Iran’s government has put the death toll at a much lower 3,117, saying 2,427 were civilians and security forces, and calling the rest “terrorists.” In the past, the Iranian theocracy has underreported or underreported deaths caused by unrest.
That death toll exceeds that of any other round of protests or unrest in decades and is reminiscent of the chaos that surrounded Iran’s 1979 Islamic Revolution.
Protests in Iran began on December 28, sparked by the fall of the Iranian currency, the rial, and quickly spread throughout the country. They faced violent repression by the Iranian theocracy, the magnitude of which is only beginning to become clear as the country has faced more than two weeks of an internet blackout, the most complete in its history.
Iran’s U.N. ambassador told a U.N. Security Council meeting Monday night that Trump’s repeated threats to use military force against the country are “neither ambiguous nor misinterpreted.” Amir Saeid Iravani also reiterated accusations that the American leader incited violence by “armed terrorist groups” supported by the United States and Israel, but provided no evidence to support his claims.
Iranian state media has sought to blame forces abroad for the protests, as the theocracy remains largely unable to address the country’s ailing economy, which is still strained by international sanctions, particularly over its nuclear program.
Some Iran-backed militias suggest willingness to fight
Iran projected its power throughout the Middle East through the “Axis of Resistance,” a network of militant groups in Gaza, Lebanon, Yemen, Syria and Iraq, and elsewhere.

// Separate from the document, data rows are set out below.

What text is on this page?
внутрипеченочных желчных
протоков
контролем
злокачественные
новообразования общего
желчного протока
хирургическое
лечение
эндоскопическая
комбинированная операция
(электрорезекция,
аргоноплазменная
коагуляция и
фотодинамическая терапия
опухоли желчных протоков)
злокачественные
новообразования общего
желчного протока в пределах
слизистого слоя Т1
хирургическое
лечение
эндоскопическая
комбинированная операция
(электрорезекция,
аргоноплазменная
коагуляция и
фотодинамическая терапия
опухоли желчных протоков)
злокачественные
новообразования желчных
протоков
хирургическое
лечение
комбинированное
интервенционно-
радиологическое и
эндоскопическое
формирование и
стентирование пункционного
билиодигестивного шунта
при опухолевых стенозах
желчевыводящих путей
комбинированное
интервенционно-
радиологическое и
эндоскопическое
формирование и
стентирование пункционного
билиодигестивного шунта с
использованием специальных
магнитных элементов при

It was also seen as a defensive buffer, intended to keep conflict away from Iranian borders. But it collapsed after Israel attacked Hamas, Hezbollah in Lebanon and others during the Gaza war. Meanwhile, rebels overthrew Bashar Assad in Syria in 2024 after a bloody, years-long war in which Iran backed his government.
Yemen’s Iran-backed Houthi rebels have repeatedly warned they could resume firing if necessary against shipping in the Red Sea, and on Monday released old footage of an earlier attack. Ahmad “Abu Hussein” al-Hamidawi, leader of the Iraqi militia Kataib Hezbollah, warned “enemies that the war against the (Islamic) Republic will not be a picnic; rather, you will taste the bitterest forms of death, and there will be nothing left of you in our region.”
The Lebanese militant group Hezbollah, one of Iran’s staunchest allies, declined to say how it planned to react in the event of a possible attack.
“Over the past two months, several parties have asked me a clear and frank question: If Israel and the United States go to war against Iran, will Hezbollah intervene or not?” Hezbollah leader Sheikh Naim Kassem said in a video speech.
He said the group is preparing for “possible aggression and is determined to defend itself” against it. But as to how he will act, he said, “these details will be determined by the battle and we will determine them according to the interests that are present.”